Ne bileyim işte, kendinizi gergin hissettiğinizde
bir dostunuzu arayıp ona derdinizi anlatmak yerine 'seni seviyorum' deyin,
Kendinizi çaresiz ya da mutsuz hissettiğinizde çıkın dışarı,
Güneşle selamlaşın, parktaki bir kediye gülümseyin,
Bir aç doyurun hiç yargılayıp sorgulamadan mesela,
Gülümseyin ona, kendi çocuğunuza, ailenizden birine
ya da tanıdığınız birine verirkenki huzurla ve rahatlıkla verin,
Dönün sırtınızı ve mahcubiyetine şahit olmaktan imtina edin o güzel ruhun,
Yürüyün ve selamlaşın daha önce görmediğiniz tüm kaldırım taşlarıyla,
Ağaçlara sarılın, çiçekleri sevin, köpeklere içten bir merhaba gönderin,
Oturun bir banka iki üç satır roman okuyun, şiir okuyun,
Öz çekimler yapmak için insanlar aramak ve sahte hallere bürünmektense
Gidin o gün bir ayakkabı boyacısı çocukla,
Bir simitçi amcayla ya da çiçekçi teyzeyle öz çekim yapın,
Gülün tüm içtenliğinizle...
Ne diyeyim ki ben daha fazla,
Affedin kendinizi o tüm aptallıklarınız,
Saflıklarınız, saçmalıklarınız ve hatalarınız için.
Affederken kendinizi
araya sıkıştırıverin en kızdıklarınızı
ya da sevmediklerinizi de
kaynayıversinler onlar da, bayram sevinci gitsin yüreklerine
sebebini anlamadıkları halde...
Gidin kendinize vakit ayırın yani,
Dikkatinizi içinize çevirin,
Bakın ne haldesiniz,
görün neye benzediğinizi...
Beğenmediyseniz o halinizi,
çıkın dışarı
çare olun birilerinin derdine
ve sonra yine dönün kendinize,
Bakın ne kadar temizlenmiş olacak bağrınız,
derman olduğunuzda menfaatiniz olmayan birilerine...
Sevilmek için değil,
öylesinin doğru olduğu için sevin...
Affedilmek için değil,
öylesinin daha büyük bir hafiflik olduğu için affedin...
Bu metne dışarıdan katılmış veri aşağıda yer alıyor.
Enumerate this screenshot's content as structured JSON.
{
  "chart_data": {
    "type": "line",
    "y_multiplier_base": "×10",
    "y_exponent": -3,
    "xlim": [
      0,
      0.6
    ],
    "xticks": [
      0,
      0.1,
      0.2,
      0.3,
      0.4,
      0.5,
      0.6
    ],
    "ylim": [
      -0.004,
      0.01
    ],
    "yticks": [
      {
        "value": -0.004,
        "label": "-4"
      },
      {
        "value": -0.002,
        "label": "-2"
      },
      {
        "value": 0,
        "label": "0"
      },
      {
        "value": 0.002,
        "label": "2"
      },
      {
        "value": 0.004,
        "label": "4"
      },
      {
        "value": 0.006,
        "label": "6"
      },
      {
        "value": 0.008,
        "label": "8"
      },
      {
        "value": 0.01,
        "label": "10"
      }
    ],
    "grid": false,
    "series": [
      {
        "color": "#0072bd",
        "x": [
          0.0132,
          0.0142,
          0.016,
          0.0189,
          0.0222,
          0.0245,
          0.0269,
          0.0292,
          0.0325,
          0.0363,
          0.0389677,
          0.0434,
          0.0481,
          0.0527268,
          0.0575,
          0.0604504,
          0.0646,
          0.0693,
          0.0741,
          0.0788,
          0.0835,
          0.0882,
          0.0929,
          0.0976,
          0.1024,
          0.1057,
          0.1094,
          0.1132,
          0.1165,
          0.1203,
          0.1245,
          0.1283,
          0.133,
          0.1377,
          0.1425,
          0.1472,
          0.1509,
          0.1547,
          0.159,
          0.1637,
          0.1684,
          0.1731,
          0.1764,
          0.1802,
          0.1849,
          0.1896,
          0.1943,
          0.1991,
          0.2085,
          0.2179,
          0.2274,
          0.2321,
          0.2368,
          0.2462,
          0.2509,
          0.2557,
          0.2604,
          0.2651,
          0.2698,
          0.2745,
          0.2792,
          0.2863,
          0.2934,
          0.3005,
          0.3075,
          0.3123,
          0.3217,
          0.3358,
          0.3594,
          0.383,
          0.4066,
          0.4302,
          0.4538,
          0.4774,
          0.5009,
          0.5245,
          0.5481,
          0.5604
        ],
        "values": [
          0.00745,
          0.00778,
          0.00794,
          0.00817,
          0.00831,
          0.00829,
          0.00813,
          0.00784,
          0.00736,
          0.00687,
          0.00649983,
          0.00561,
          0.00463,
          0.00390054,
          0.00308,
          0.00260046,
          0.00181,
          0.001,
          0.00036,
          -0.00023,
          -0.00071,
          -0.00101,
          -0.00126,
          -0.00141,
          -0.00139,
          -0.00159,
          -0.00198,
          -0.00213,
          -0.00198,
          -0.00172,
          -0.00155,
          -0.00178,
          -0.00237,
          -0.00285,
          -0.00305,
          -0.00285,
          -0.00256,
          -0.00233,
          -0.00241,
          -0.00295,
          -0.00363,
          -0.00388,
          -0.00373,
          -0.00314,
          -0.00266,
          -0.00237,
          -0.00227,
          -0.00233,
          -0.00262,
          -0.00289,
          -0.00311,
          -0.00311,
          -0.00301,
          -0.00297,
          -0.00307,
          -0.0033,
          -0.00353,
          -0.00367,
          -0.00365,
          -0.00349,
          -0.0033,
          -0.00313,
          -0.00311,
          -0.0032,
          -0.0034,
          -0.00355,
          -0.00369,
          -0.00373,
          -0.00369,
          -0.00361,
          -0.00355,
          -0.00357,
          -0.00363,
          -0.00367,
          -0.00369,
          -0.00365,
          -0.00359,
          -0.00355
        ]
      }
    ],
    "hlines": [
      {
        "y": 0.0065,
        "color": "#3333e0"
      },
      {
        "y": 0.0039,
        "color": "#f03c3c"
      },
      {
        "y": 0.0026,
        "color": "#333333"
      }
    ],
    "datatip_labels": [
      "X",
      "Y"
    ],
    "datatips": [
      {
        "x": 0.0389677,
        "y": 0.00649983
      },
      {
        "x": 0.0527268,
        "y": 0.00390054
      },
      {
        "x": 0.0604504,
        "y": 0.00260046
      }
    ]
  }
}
Karşılığı gelecek diye değil,
olması gerekenin o olduğu için
adaletli olun...
Siz neyseniz, neye dönerseniz hayat da odur ve ona evrilir...
Bunu hatırlayın
ve nasıl bir hayat istiyorsanız
ona layık insanlar olun...
Bir de eski insanlar olarak kalıp yeni bir yıla girmenin de bir havası, bir anlamı olmadığını artık anlayalım, değil mi?